I've managed an EBS RAID10 database for a few years now. I wouldn't touch this with a 10 foot pole.

Do yourself a favor, set up an m1.xlarge (or bigger) instance, put the ephemeral drives in a RAID0 and mirror across multiple machines using hot-standby, slony, londiste, or some other tool. You'll be much happier, your system will perform much better, and you'll have a failover strategy in place.

2 comments

I dont understand this - is there a difference between an explicitly allocated EBS volume and the ephemeral volumes of an EBS-backed instance ?

Or are you focusing on the RAID10 part - but then everywhere RAID10 is touted to be the best RAID solution (right balance between performance and safety)

EBS is a shared networked SAN. The performance characteristics of it are not that great and even worse, highly variable.

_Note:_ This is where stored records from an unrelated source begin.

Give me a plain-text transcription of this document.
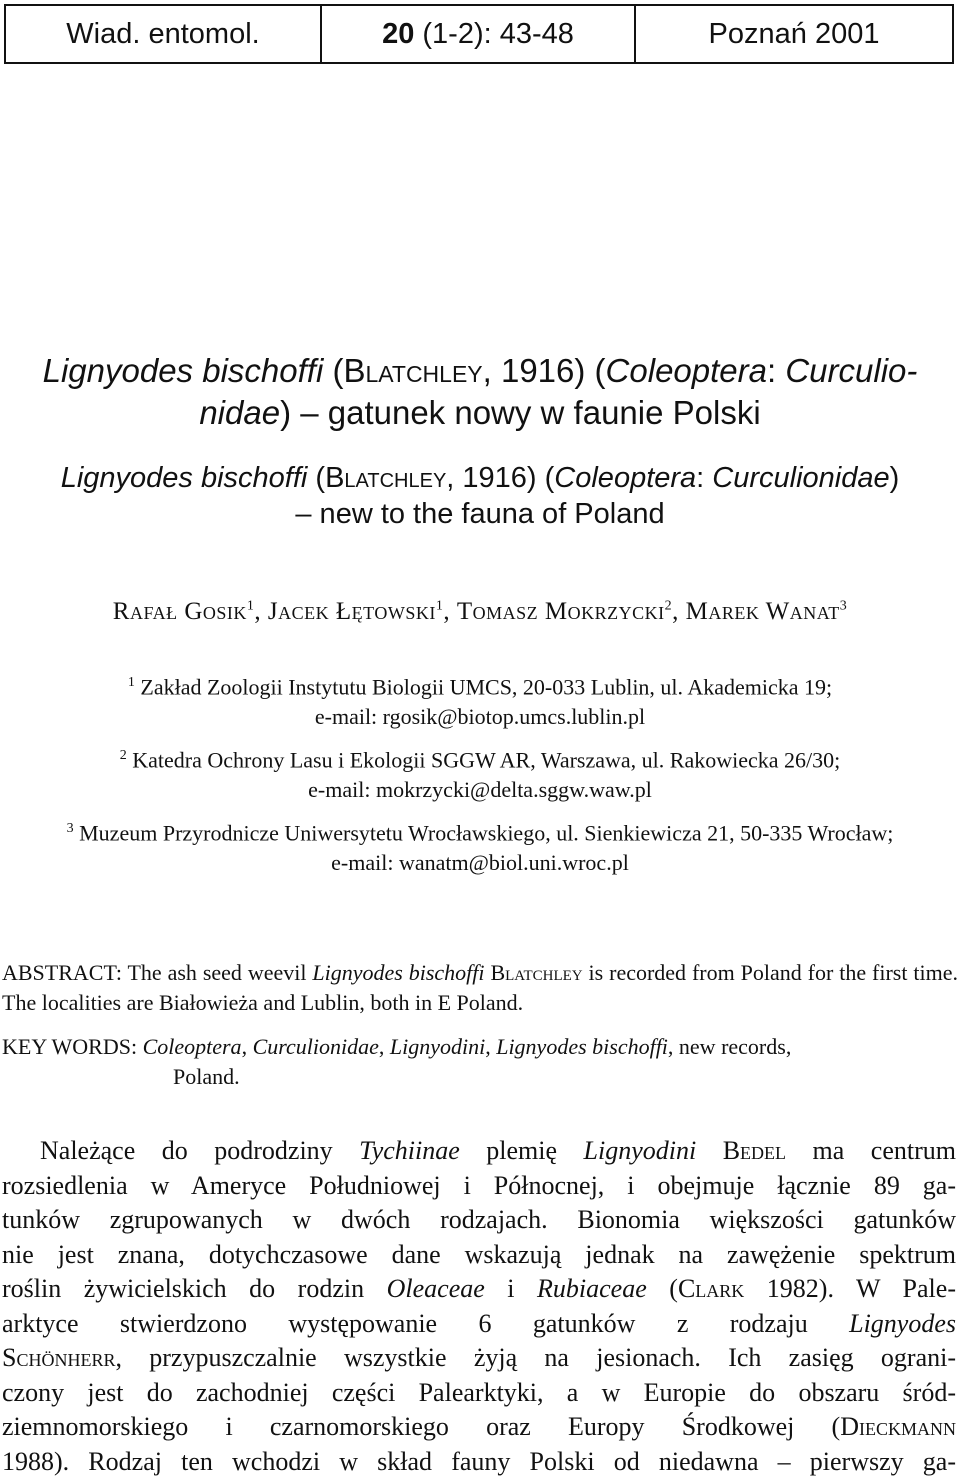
Wiad. entomol.	20 (1-2): 43-48	Poznań 2001
Lignyodes bischoffi (Blatchley, 1916) (Coleoptera: Curculio-
nidae) – gatunek nowy w faunie Polski
Lignyodes bischoffi (Blatchley, 1916) (Coleoptera: Curculionidae)
– new to the fauna of Poland
Rafał Gosik$^1$, Jacek Łętowski$^1$, Tomasz Mokrzycki$^2$, Marek Wanat$^3$
$^1$ Zakład Zoologii Instytutu Biologii UMCS, 20-033 Lublin, ul. Akademicka 19;
e-mail: rgosik@biotop.umcs.lublin.pl
$^2$ Katedra Ochrony Lasu i Ekologii SGGW AR, Warszawa, ul. Rakowiecka 26/30;
e-mail: mokrzycki@delta.sggw.waw.pl
$^3$ Muzeum Przyrodnicze Uniwersytetu Wrocławskiego, ul. Sienkiewicza 21, 50-335 Wrocław;
e-mail: wanatm@biol.uni.wroc.pl
ABSTRACT: The ash seed weevil Lignyodes bischoffi Blatchley is recorded from Poland for the first time. The localities are Białowieża and Lublin, both in E Poland.
KEY WORDS: Coleoptera, Curculionidae, Lignyodini, Lignyodes bischoffi, new records,
Poland.
Należące do podrodziny Tychiinae plemię Lignyodini Bedel ma centrum
rozsiedlenia w Ameryce Południowej i Północnej, i obejmuje łącznie 89 ga-
tunków zgrupowanych w dwóch rodzajach. Bionomia większości gatunków
nie jest znana, dotychczasowe dane wskazują jednak na zawężenie spektrum
roślin żywicielskich do rodzin Oleaceae i Rubiaceae (Clark 1982). W Pale-
arktyce stwierdzono występowanie 6 gatunków z rodzaju Lignyodes
Schönherr, przypuszczalnie wszystkie żyją na jesionach. Ich zasięg ograni-
czony jest do zachodniej części Palearktyki, a w Europie do obszaru śród-
ziemnomorskiego i czarnomorskiego oraz Europy Środkowej (Dieckmann
1988). Rodzaj ten wchodzi w skład fauny Polski od niedawna – pierwszy ga-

The last thing you want to be running your database on is a system where the performance characteristics vary greatly throughout the day and you have no control over it.

The ephemeral drives are drives directly attached to the server and to the best of my knowledge are not a shared resource. Their performance characteristics are highly consistent, but if your server goes down all data on those drivers are lost.

EBS sounds nice in theory, but by going to EBS RAID you throw away most of its benefits (such as snapshotting) and take on it's worst aspects.

Ephemeral volumes are shared, just not nearly as variable.
Yes, there is a difference between EBS volumes and ephemeral volumes of an EBS-backed instance.
And what happens when the AZ goes down? Don't you lose data then? Or do you mean multiple machines across AZ/region?
You'll want the mirror in a different AZ. Or you could also put it in a different region.

Use Wal-E to push wal logs to s3.

Absolutely. You should always be spreading your data across multiple availability zones and where feasible across multiple data centers and S3 is a great place to store your wal logs. We do the same thing.